Pemilihan
umum kepala daerah dan wakil kepala daerah (pilkada) secara langsung oleh
rakyat, pertama kali digelar di Indonesia pada Juni 2005. Sebelumnya, kepala
daerah dan wakilnya, dipilih oleh Dewan Perwakilan Rakyat Daerah (DPRD). Adapun
asas hukum pilkada langsung yaitu Undang-Undang Nomor 32 Tahun 2004 tentang
Pemerintahan Daerah yang menggantikan Undang-Undang Nomor 22 Tahun 1999. Sejak
berlakunya Undang-Undang Nomor 32 Tahun 2004 tentang Pemerintahan Daerah, maka
mulai Juni 2005 kepala daerah dan wakil kepala daerah (gubernur, bupati,
walikota) dipilih secara langsung oleh rakyat.
Dalam
Undang-Undang Nomor 32 Tahun 2004 tentang Pemerintahan Daerah, pilkada belum
masuk dalam rezim pemilihan umum (pemilu). Baru setelah berlakunya
Undang-Undang Nomor 22 Tahun 2007 tentang Penyelenggara Pemilihan Umum, pilkada
masuk dalam rezim pemilu, sehingga dinamakan pemilukada.
Penyelenggaraan
Pilkada secara langsung menjelma menjadi isu krusial pada 2014. Hal ini
mendorong Pemerintah untuk mengusulkan RUU Pilkada. DPR dalam sidang Paripurna
25 September 2014, memutuskan RUU Pilkada usulan Pemerintah ini menjadi
Undang-Undang Nomor 22 Tahun 2014 tentang Pemilihan Gubernur, Bupati, dan
Walikota. UU Pilkada ini pada intinya mengembalikan mekanisme pemilihan kepala
daerah menjadi tidak langsung.

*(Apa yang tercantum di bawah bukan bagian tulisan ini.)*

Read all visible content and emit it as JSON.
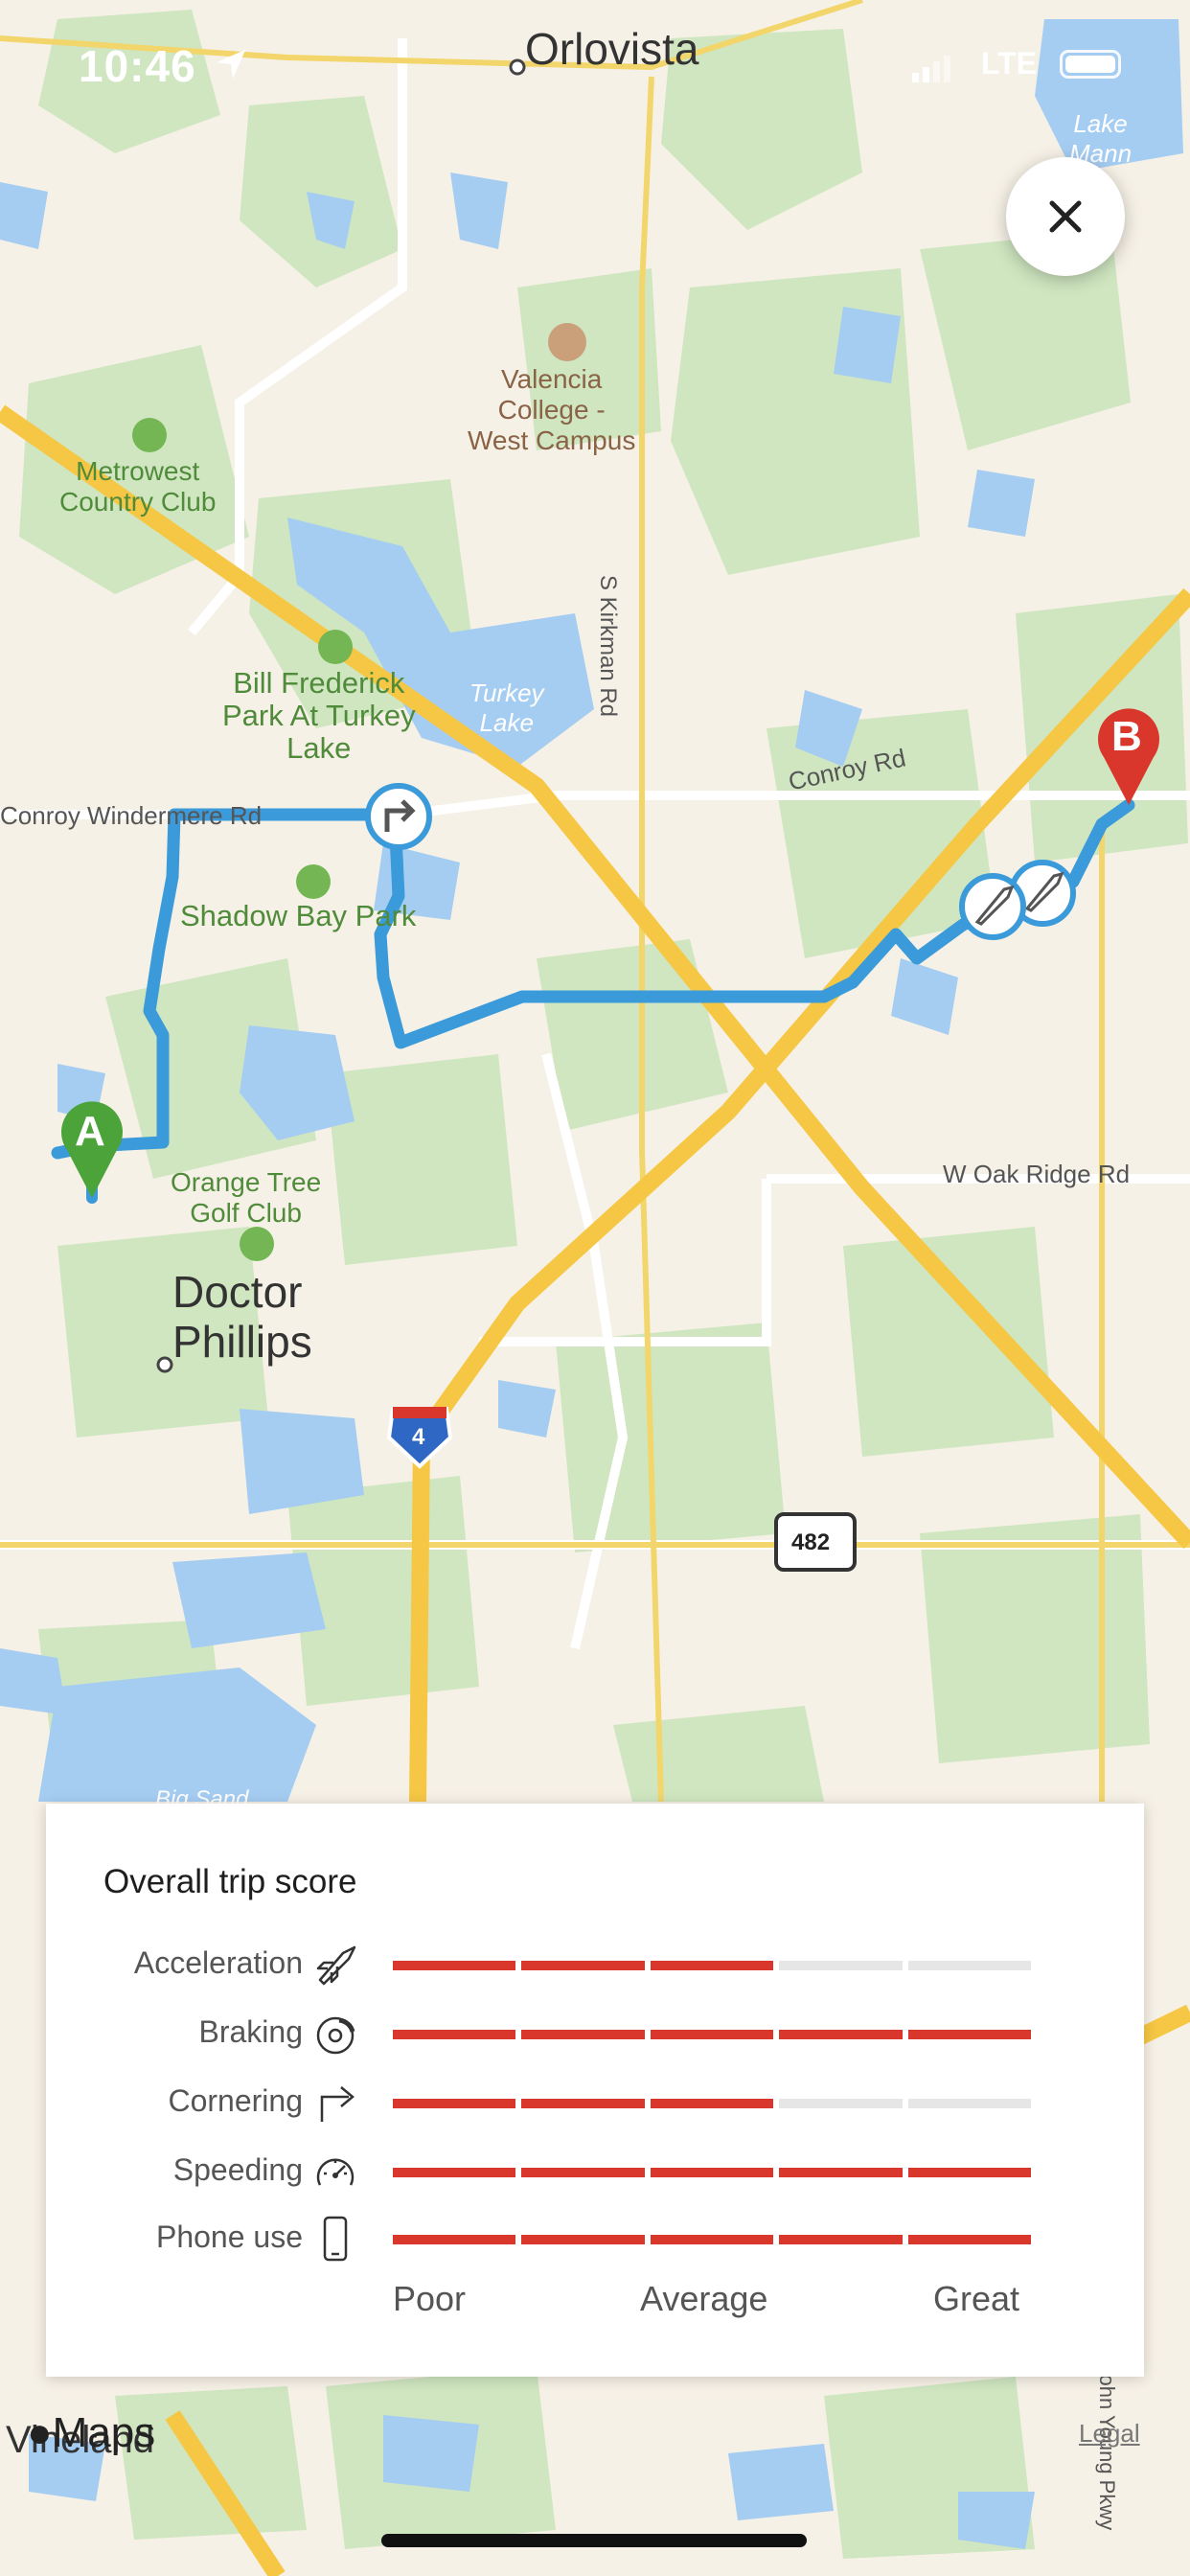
{
  "status_bar": {
    "time": "10:46",
    "network": "LTE"
  },
  "map": {
    "places": {
      "orlovista": "Orlovista",
      "lake_mann": "Lake\nMann",
      "valencia": "Valencia\nCollege -\nWest Campus",
      "metrowest": "Metrowest\nCountry Club",
      "bill_frederick": "Bill Frederick\nPark At Turkey\nLake",
      "turkey_lake": "Turkey\nLake",
      "kirkman": "S Kirkman Rd",
      "conroy": "Conroy Rd",
      "conroy_windermere": "Conroy Windermere Rd",
      "shadow_bay": "Shadow Bay Park",
      "orange_tree": "Orange Tree\nGolf Club",
      "doctor_phillips": "Doctor\nPhillips",
      "oak_ridge": "W Oak Ridge Rd",
      "i4": "4",
      "sr482": "482",
      "big_sand": "Big Sand",
      "vineland": "Vineland",
      "john_young": "S John Young Pkwy"
    },
    "markers": {
      "start": "A",
      "end": "B"
    },
    "attribution": "Maps",
    "legal": "Legal"
  },
  "score_panel": {
    "title": "Overall trip score",
    "metrics": [
      {
        "label": "Acceleration",
        "icon": "rocket-icon",
        "score": 3,
        "max": 5
      },
      {
        "label": "Braking",
        "icon": "brake-icon",
        "score": 5,
        "max": 5
      },
      {
        "label": "Cornering",
        "icon": "turn-right-icon",
        "score": 3,
        "max": 5
      },
      {
        "label": "Speeding",
        "icon": "speedometer-icon",
        "score": 5,
        "max": 5
      },
      {
        "label": "Phone use",
        "icon": "phone-icon",
        "score": 5,
        "max": 5
      }
    ],
    "scale": {
      "low": "Poor",
      "mid": "Average",
      "high": "Great"
    }
  },
  "colors": {
    "route": "#3b9ad9",
    "bar_on": "#d9372b",
    "bar_off": "#e6e6e6",
    "start_pin": "#4ca33a",
    "end_pin": "#d9372b"
  }
}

Dengan kata lain, penentuan kepala daerah
dipilih oleh DPRD.
Beberapa
alasan yang mendasari pemilihan tidak langsung antara lain, pilkada langsung
menyebabkan maraknya politik uang, biaya politik yang tinggi menjadi penghalang
munculnya calon berkualitas, memunculkan politik balas budi, dan penghematan
anggaran cukup signifikan. Pilkada langsung dituding menjadi pemicu konflik
horizontal di masyarakat. Selain itu, maraknya kasus kepala daerah yang
terpilih dalam pilkada banyak yang menjadi tersangka. Bahkan penangkapan mantan
Ketua MK M. Akil Mochtar oleh KPK, juga terkait sengketa pilkada di MK.
Layu
sebelum berkembang. Begitulah nasib Undang-Undang Nomor 22 Tahun 2014. Di
tengah polemik pro-kontra pilkada oleh DPRD, Presiden Susilo Bambang Yudhoyono
menerbitkan dua peraturan pemerintah pengganti undang-undang (Perppu) terkait
pilkada, pada Kamis 2 Oktober 2014. Yakni Perppu Nomor 1 Tahun 2014 tentang
Pemilihan Gubernur, Bupati, dan Walikota (Perppu Pilkada). Perppu ini mencabut
berlakunya Undang-Undang Nomor 22 Tahun 2014 yang mengatur mekanisme pemilihan
kepala daerah secara tidak langsung melalui DPRD. Salah satu pertimbangan
lahirnya perppu ini adalah karena Undang-Undang Nomor 22 Tahun 2014 mendapatkan
penolakan yang luas oleh rakyat dan proses pengambilan keputusannya telah
menimbulkan persoalan serta kegentingan yang memaksa sesuai Putusan Mahkamah
Konstitusi Nomor 138/PUU-VII/2009.
Kemudian
Perppu Nomor 2 Tahun 2014 tentang Perubahan Atas Undang-Undang Nomor 23 Tahun
2014 tentang Pemerintahan Daerah. Perppu ini intinya menghapus tugas dan
wewenang DPRD untuk memilih kepala daerah.
Perppu
Nomor 1 Tahun 2014 disahkan menjadi Undang-Undang dalam Rapat paripurna DPR RI
yang digelar pada Selasa 20 Januari 2015. Pemerintah selanjutnya menetapkannya
sebagai Undang-Undang Nomor 1 Tahun 2015 tentang Penetapan Peraturan Pemerintah
Pengganti Undang-Undang Nomor 1 Tahun 2014 Tentang Pemilihan Gubernur, Bupati,
dan Walikota menjadi Undang-Undang.
Namun,
lagi-lagi Undang-Undang Nomor 1 Tahun 2015 ini pun tak luput dari revisi. Lalu
lahirlah Undang-Undang Nomor 8 Tahun 2015 tentang Perubahan Atas Undang-Undang
Nomor 1 Tahun 2015 tentang Penetapan Peraturan Pemerintah Pengganti
Undang-Undang Nomor 1 Tahun 2014 Tentang Pemilihan Gubernur, Bupati, dan
Walikota menjadi Undang-Undang (UU Pilkada).
Nur Rosihin Ana
Dalam Rubrik Laporan Utama Majalah “Konstitusi” No.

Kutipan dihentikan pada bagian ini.